Back in the early days of The Internet, when routers rode dinosaurs to work and nerds weren't cool, we wanted to signal to our network neighbours certain information about routes. To be fair, we still do. But, back then everyone had 16 bit ASNs, so there was a simple concept called 'communities'. This was a 32bit opaque value, that was traditionally split into two 16bit values. Conveniently, we were able to encode an "us" and a "them", and perform actions based on what our neighbours told us.
But, 16bits is pretty limiting. There could only be ~65'000 possible networks on The Internet total? Eeek. So, we created 32bit ASNs. 4 billion networks is seen as a quite reasonable limitation. However, you can't really encode a 32bit "us" and a 32bit "them" value into 32bits of total space. Something called "Extended Communities" was invented, but it tries to solve everything except the case of a 32bit ASN signalling to another 32bit ASN.
Enter Large Communities. This is 3 32bit values. The first one is the "owner" of the namespace. Normally, you would put in your own ASN, or the ASN that you wish to signal. The second two 32bit values are opaque and only have meaning from the originating operator, but normally people will use "myasn":"verb":"noun" Or "myasn":"noun":"verb". Either way, it fits very nicely.

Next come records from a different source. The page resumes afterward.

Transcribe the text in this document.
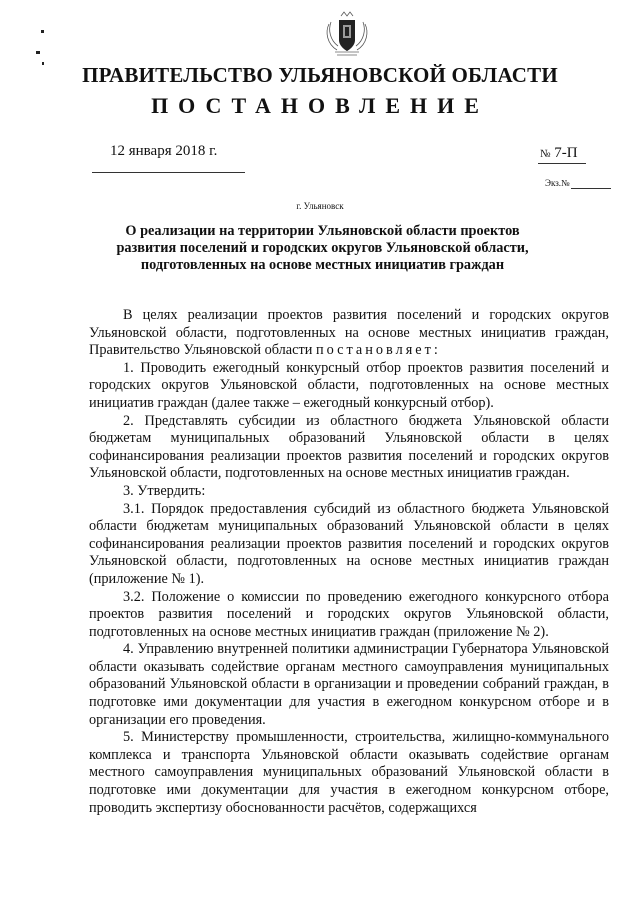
ПРАВИТЕЛЬСТВО УЛЬЯНОВСКОЙ ОБЛАСТИ
ПОСТАНОВЛЕНИЕ
12 января 2018 г.	№ 7-П
Экз.№
г. Ульяновск
О реализации на территории Ульяновской области проектов развития поселений и городских округов Ульяновской области, подготовленных на основе местных инициатив граждан

В целях реализации проектов развития поселений и городских округов Ульяновской области, подготовленных на основе местных инициатив граждан, Правительство Ульяновской области постановляет:

1. Проводить ежегодный конкурсный отбор проектов развития поселений и городских округов Ульяновской области, подготовленных на основе местных инициатив граждан (далее также – ежегодный конкурсный отбор).

2. Представлять субсидии из областного бюджета Ульяновской области бюджетам муниципальных образований Ульяновской области в целях софинансирования реализации проектов развития поселений и городских округов Ульяновской области, подготовленных на основе местных инициатив граждан.

3. Утвердить:

3.1. Порядок предоставления субсидий из областного бюджета Ульяновской области бюджетам муниципальных образований Ульяновской области в целях софинансирования реализации проектов развития поселений и городских округов Ульяновской области, подготовленных на основе местных инициатив граждан (приложение № 1).

3.2. Положение о комиссии по проведению ежегодного конкурсного отбора проектов развития поселений и городских округов Ульяновской области, подготовленных на основе местных инициатив граждан (приложение № 2).

4. Управлению внутренней политики администрации Губернатора Ульяновской области оказывать содействие органам местного самоуправления муниципальных образований Ульяновской области в организации и проведении собраний граждан, в подготовке ими документации для участия в ежегодном конкурсном отборе и в организации его проведения.

5. Министерству промышленности, строительства, жилищно-коммунального комплекса и транспорта Ульяновской области оказывать содействие органам местного самоуправления муниципальных образований Ульяновской области в подготовке ими документации для участия в ежегодном конкурсном отборе, проводить экспертизу обоснованности расчётов, содержащихся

Having previously ran a 32bit ASN, it became quickly obvious the lack of suitable communities was a critical problem. It was even the way to request an "old style" 16bit ASN from RIPE, "I need to use communities". Even the ability to say "do this to that ASN" was ugly, since you couldn't really communicate who the community was supposed to matter to. Clearly, we The Internet Community screwed up by not addressing this need earlier.
OpenBGPD in OpenBSD -current has support for Large Communities, and this will be available in the 6.1 release and later. This was based partially on a patch from Job Snijders, thanks!